Sept. 5 (Bloomberg) -- Malaysia’s ringgit posted its biggest weekly decline in more than a month on speculation an improving U.S. economy will prompt the Federal Reserve to bring forward its timetable for raising borrowing costs.
Growth in U.S. manufacturing and services industries topped economists’ estimates in August, data showed this week before today’s jobs figures. Higher interest rates in the world’s largest economy may push up Treasury yields and reduce the allure of emerging-market assets. A report today showed Malaysia’s trade surplus narrowed in July.
“The strengthening U.S. economy is creating expectations that U.S. rates will rise sooner rather than later,” said Jonathan Cavenagh, a Singapore-based currency strategist at Westpac Banking Corp. ‘The ringgit is sensitive to higher U.S. yields.’’
The ringgit fell 0.1 percent today and 1 percent for the week to 3.1825 per dollar in Kuala Lumpur, according to data compiled by Bloomberg.
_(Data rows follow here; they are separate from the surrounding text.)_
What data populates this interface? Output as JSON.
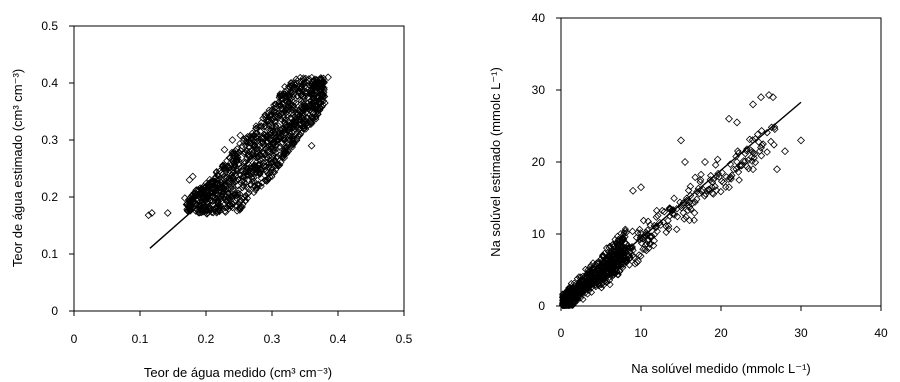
{
  "chart_data": [
    {
      "type": "scatter",
      "title": "",
      "xlabel": "Teor de água medido (cm³ cm⁻³)",
      "ylabel": "Teor de água estimado (cm³ cm⁻³)",
      "xlim": [
        0,
        0.5
      ],
      "ylim": [
        0,
        0.5
      ],
      "xticks": [
        "0",
        "0.1",
        "0.2",
        "0.3",
        "0.4",
        "0.5"
      ],
      "yticks": [
        "0",
        "0.1",
        "0.2",
        "0.3",
        "0.4",
        "0.5"
      ],
      "grid": false,
      "marker": "diamond-open",
      "trend_line": {
        "x": [
          0.115,
          0.37
        ],
        "y": [
          0.11,
          0.37
        ]
      },
      "cloud": {
        "points_approx": 1200,
        "lower_edge": [
          [
            0.17,
            0.175
          ],
          [
            0.2,
            0.17
          ],
          [
            0.25,
            0.175
          ],
          [
            0.28,
            0.215
          ],
          [
            0.3,
            0.235
          ],
          [
            0.32,
            0.27
          ],
          [
            0.345,
            0.31
          ],
          [
            0.37,
            0.34
          ],
          [
            0.38,
            0.37
          ]
        ],
        "upper_edge": [
          [
            0.17,
            0.2
          ],
          [
            0.2,
            0.225
          ],
          [
            0.22,
            0.25
          ],
          [
            0.25,
            0.295
          ],
          [
            0.28,
            0.33
          ],
          [
            0.3,
            0.36
          ],
          [
            0.32,
            0.395
          ],
          [
            0.34,
            0.41
          ],
          [
            0.37,
            0.41
          ]
        ]
      },
      "outliers": [
        [
          0.113,
          0.168
        ],
        [
          0.118,
          0.172
        ],
        [
          0.142,
          0.172
        ],
        [
          0.168,
          0.198
        ],
        [
          0.175,
          0.23
        ],
        [
          0.18,
          0.236
        ],
        [
          0.215,
          0.235
        ],
        [
          0.228,
          0.283
        ],
        [
          0.24,
          0.3
        ],
        [
          0.252,
          0.308
        ],
        [
          0.36,
          0.29
        ],
        [
          0.375,
          0.395
        ],
        [
          0.385,
          0.41
        ],
        [
          0.38,
          0.365
        ]
      ]
    },
    {
      "type": "scatter",
      "title": "",
      "xlabel": "Na solúvel medido (mmolc L⁻¹)",
      "ylabel": "Na solúvel estimado (mmolc L⁻¹)",
      "xlim": [
        0,
        40
      ],
      "ylim": [
        0,
        40
      ],
      "xticks": [
        "0",
        "10",
        "20",
        "30",
        "40"
      ],
      "yticks": [
        "0",
        "10",
        "20",
        "30",
        "40"
      ],
      "grid": false,
      "marker": "diamond-open",
      "trend_line": {
        "x": [
          0,
          30
        ],
        "y": [
          0,
          28.3
        ]
      },
      "cloud": {
        "dense_points_approx": 700,
        "sparse_points_approx": 260
      },
      "outliers": [
        [
          24,
          28
        ],
        [
          25,
          29
        ],
        [
          26,
          29.3
        ],
        [
          26.5,
          29
        ],
        [
          21,
          26
        ],
        [
          22,
          25.5
        ],
        [
          30,
          23
        ],
        [
          28,
          21.5
        ],
        [
          25,
          22
        ],
        [
          22.5,
          19.5
        ],
        [
          24,
          19
        ],
        [
          15,
          23
        ],
        [
          15.5,
          20
        ],
        [
          18,
          20
        ],
        [
          27,
          19
        ],
        [
          21,
          16.5
        ],
        [
          10,
          16.5
        ],
        [
          9,
          16
        ]
      ]
    }
  ]
}
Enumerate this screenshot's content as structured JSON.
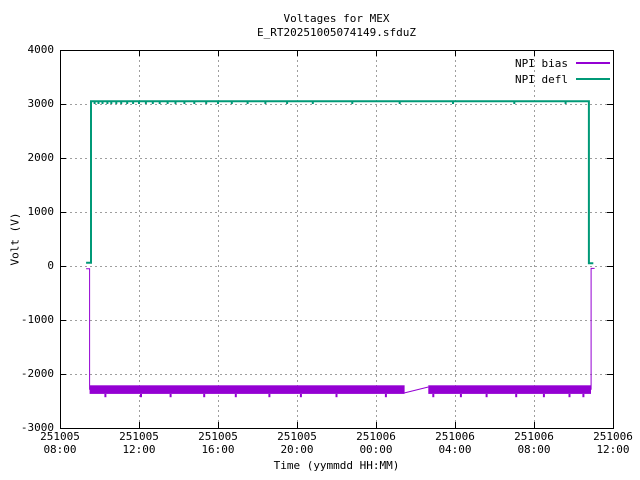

One-month implied volatility, a measure of expected moves in the exchange rate used to price options, rose 59 basis points from Aug. 29 and 11 basis points today to 6.20 percent.
The nation’s trade surplus narrowed to 3.64 billion ringgit ($1.14 billion) in July, the smallest gap in 12 months, the government reported today. Export growth of 0.6 percent from a year earlier missed estimates, while imports unexpectedly contracted 0.7 percent.
The Bloomberg Dollar Spot Index climbed to a 13-month high after the European Central Bank’s surprise cut in its benchmark interest rates yesterday. The ringgit weakened as the stimulus measures boosted sentiment in the greenback, Cavenagh said.
Fed Chair Janet Yellen told central bankers in Jackson Hole, Wyoming, last month that U.S. policy makers may raise interest rates sooner than investors anticipate amid labor-market gains.
U.S. employers probably created 230,000 new jobs last month after taking on 209,000 workers in July, according to a Bloomberg survey.
Malaysian government bonds fell this week, with the yield on the 3.654 percent sovereign notes due October 2019 climbing five basis points, or 0.05 percentage point, to 3.74 percent, data compiled by Bloomberg show. The yield advanced two basis points today.